Chapter seven extends this theme and asks how cosmopolitanism could shape the experience of activism. I discuss the conflicting viewpoints which could exist amongst the members of a group, and which became apparent during my interviews. By bringing the perspectives of multiple individuals into conversation with one another, I show how debates about class and political affiliation could preclude the possibility of mutual comprehension between group members. I also illustrate how individuals could end up talking past one another when it came to reaching consensus in group assemblies. However, I then show that, in some cases, tolerance between activists of different political sensibilities was possible by practicing a politics of patience. In the act of reaching consensus, certain activists could try to overcome intra-class differences in the interest of getting things done. I argue that looking at the way activists related to one another highlights the presence of multiple forms of cosmopolitanism within the same field of action. These could act to truncate or extend one another depending on the individual perspective in question. It is important to understand the influences of such different cosmopolitanisms, I argue, since they affected individual desires for continued collaboration – the existence or decline of activist groups depended upon them.

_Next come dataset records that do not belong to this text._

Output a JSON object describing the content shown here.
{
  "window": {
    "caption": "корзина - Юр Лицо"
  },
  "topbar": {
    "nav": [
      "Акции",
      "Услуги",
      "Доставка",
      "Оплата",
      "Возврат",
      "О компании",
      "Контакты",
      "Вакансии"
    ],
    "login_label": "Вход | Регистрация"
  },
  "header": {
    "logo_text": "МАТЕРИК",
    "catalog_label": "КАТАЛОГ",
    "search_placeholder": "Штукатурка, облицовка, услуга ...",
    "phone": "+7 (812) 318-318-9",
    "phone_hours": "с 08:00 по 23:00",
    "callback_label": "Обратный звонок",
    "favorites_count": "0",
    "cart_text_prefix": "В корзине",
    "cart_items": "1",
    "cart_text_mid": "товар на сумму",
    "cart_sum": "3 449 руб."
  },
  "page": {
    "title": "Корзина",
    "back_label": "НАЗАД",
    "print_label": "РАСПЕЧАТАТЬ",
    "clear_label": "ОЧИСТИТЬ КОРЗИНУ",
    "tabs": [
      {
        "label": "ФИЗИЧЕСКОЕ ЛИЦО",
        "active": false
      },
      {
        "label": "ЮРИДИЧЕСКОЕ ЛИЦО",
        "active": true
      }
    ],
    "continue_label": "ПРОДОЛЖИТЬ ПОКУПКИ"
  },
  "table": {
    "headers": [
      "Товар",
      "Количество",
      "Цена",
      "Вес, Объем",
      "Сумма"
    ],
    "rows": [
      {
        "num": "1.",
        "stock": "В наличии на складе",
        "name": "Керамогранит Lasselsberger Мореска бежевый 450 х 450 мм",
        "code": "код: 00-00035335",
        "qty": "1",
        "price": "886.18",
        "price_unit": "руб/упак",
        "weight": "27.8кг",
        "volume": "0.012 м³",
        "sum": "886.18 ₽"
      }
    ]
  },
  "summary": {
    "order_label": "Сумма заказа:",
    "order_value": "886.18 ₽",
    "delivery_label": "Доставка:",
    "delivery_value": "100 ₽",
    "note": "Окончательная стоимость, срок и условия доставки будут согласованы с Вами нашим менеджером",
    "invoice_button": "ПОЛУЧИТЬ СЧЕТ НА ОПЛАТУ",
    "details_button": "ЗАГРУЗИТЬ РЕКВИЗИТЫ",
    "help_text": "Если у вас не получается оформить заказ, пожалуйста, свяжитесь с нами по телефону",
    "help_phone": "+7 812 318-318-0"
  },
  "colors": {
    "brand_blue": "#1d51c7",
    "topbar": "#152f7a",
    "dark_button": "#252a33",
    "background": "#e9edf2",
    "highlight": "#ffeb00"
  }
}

In chapter eight, I return to the central question of the thesis: how do privileged Mexican migrants account for their political activation from abroad? I argue that a focus on emotion, affect and cosmopolitanism opens a window onto how migrants themselves understood and articulated their own experiences. I argue that a focus on the interview narratives of my participants throughout this account allowed the importance of emotion (and the sense of it rising from within)

37

to become ethnographically visible. It also brought into view the multiple forms of cosmopolitanism which were being practiced at any one time. Ultimately, I highlight the importance of affect, emotion and cosmopolitanism within migrant narratives, and emphasise their cultural coherence within a historicised milieu of processes of social change within Mexico. As such, migrant narratives take on a particular coherency when relating instances of emotion rising uncontrollably from within to experiences of politicisation and long-distance activism.

38

Chapter Two:

The Field

2.1 Introduction:

This chapter will describe my field experience. I begin by introducing the collectives with which I worked in Barcelona. In the text-boxes provided I describe the main aims of each group and give an account of how they were founded. In the main text, I explain why so many activist groups existed when so few Mexicans in the city participated politically with Mexico. I also give an idea of the similarities and differences between their approaches to political protest. I then proceed to describe the complexities of negotiating the anonymity of my participants in this account. I describe the kind of data I was able to gather in the field, and explain why I have chosen to build this account around my interview data. I discuss the potential of my interviews to create spaces for the emotional narration of activists’ experiences and offer some thoughts on why that was so. I reflect upon the difficulties I experienced in distancing myself from the political anxieties of my participants, as well as from the topics of their activism. I describe the analytic process I went through after leaving the field in order to be able to ‘see’ my data from an ethnographic, rather than activist, perspective. I also describe the guilt I felt when attempting to do so and how I tried to overcome it. Finally, I reflect upon how I experienced the field as a site through which to overcome my prejudices about studying ‘elite’ groups. I discuss the impact this has had upon the way I view

39

the approach taken towards the study of elites within anthropology, and give some thoughts on how this could be conceptualised alternatively.